イザベル・ファウストのバッハの無伴奏のリアルな音
7月30日、王子ホールでイザベル・ファウストのバッハの無伴奏ヴァイオリンのためのソナタとパルティータを聴いた。ファウストは昼間と夜で全6曲を演奏したが、残念ながら、私は大学で教授会があったために昼間は抜けられず、夜の部のパルティータの3番とソナタの3番、そして最後にパルティータの2番だけを聴いた。
一言で言って素晴らしい演奏!!
初めは少しびっくりした。以前、このヴァイオリニストを聴いたイメージで、もっと気まじめに鋭く切れの良い音でびしびしと弾きまくるのではないかと思っていた。が、むしろ余裕をもった音。しかも、特にパルティータにはやや草書風のところがある。そのため、ほんの少し遊びのようなものが感じられて、実に心地よい。一つ一つの音の粒立ちが最高に美しく、完璧なリズムで刻まれるが、それが少しも堅苦しくない。

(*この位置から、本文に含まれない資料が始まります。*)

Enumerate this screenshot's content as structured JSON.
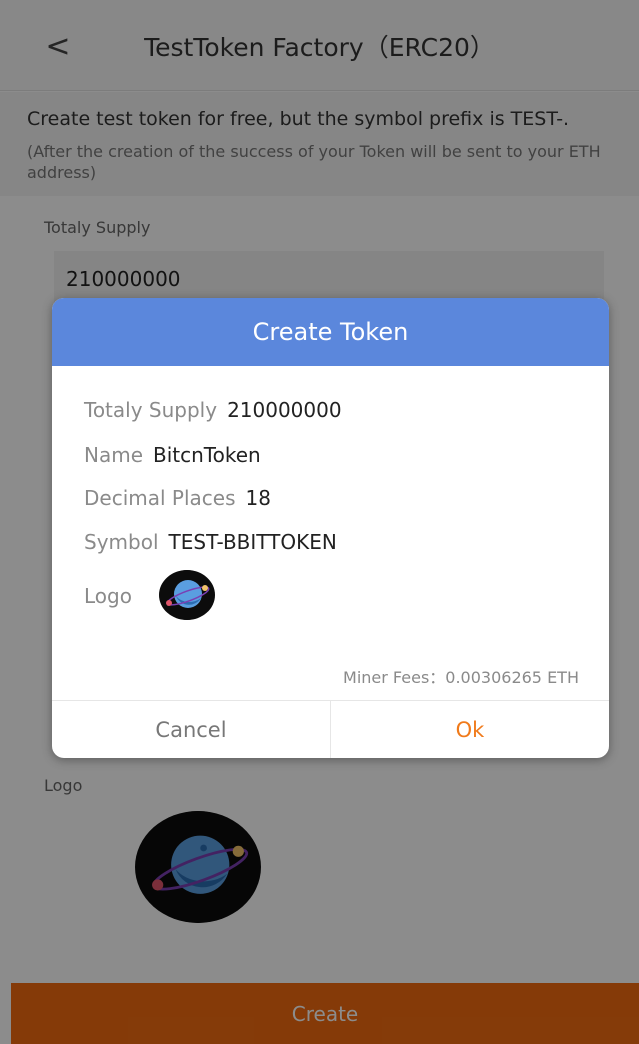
{
  "header": {
    "back_icon": "chevron-left-icon",
    "back_glyph": "<",
    "title": "TestToken Factory（ERC20）"
  },
  "intro": {
    "main": "Create test token for free, but the symbol prefix is TEST-.",
    "note": "(After the creation of the success of your Token will be sent to your ETH address)"
  },
  "form": {
    "supply_label": "Totaly Supply",
    "supply_value": "210000000",
    "logo_label": "Logo",
    "logo_icon": "planet-logo-icon"
  },
  "create_button": "Create",
  "colors": {
    "accent": "#f26b10",
    "dialog_header": "#5b87dc",
    "ok": "#f07a1a"
  },
  "dialog": {
    "title": "Create Token",
    "rows": [
      {
        "key": "Totaly Supply",
        "value": "210000000"
      },
      {
        "key": "Name",
        "value": "BitcnToken"
      },
      {
        "key": "Decimal Places",
        "value": "18"
      },
      {
        "key": "Symbol",
        "value": "TEST-BBITTOKEN"
      }
    ],
    "logo_label": "Logo",
    "fees": "Miner Fees：0.00306265 ETH",
    "cancel": "Cancel",
    "ok": "Ok"
  }
}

もちろん、これ見よがしにテクニックを示すわけではない。ドラマティックに盛り上げようともしない。こけおどしも一切なし。だが、リアルな音によって、そこにしっかりとバッハの世界が築かれていく。女性ヴァイオリニストにありがちな鬼気迫る余裕のない音楽でもない。もっと理性的でもっと客観的。まさしく本格的。
ソナタの演奏はパルティータに比べると、やや気まじめで暗さを強調しているように思えたが、それでも強烈に弾きまくるのではなく、音の積み重ねを大事にする。3つの曲のすべての終楽章がとりわけリアルだった。「シャコンヌ」は言葉をなくすほど。
大迫力で宇宙的なスケールの演奏ではない。無理やりスケールを大きくしようというのではなく、しっかりと組みたてている印象。だが、鳥肌が立つほどの音のリアルな現出が何箇所かあった。まるで、音そのものが生きているかのように感じられた。こんな感覚にとらわれることはめったにないが、久しぶりにそれを感じた。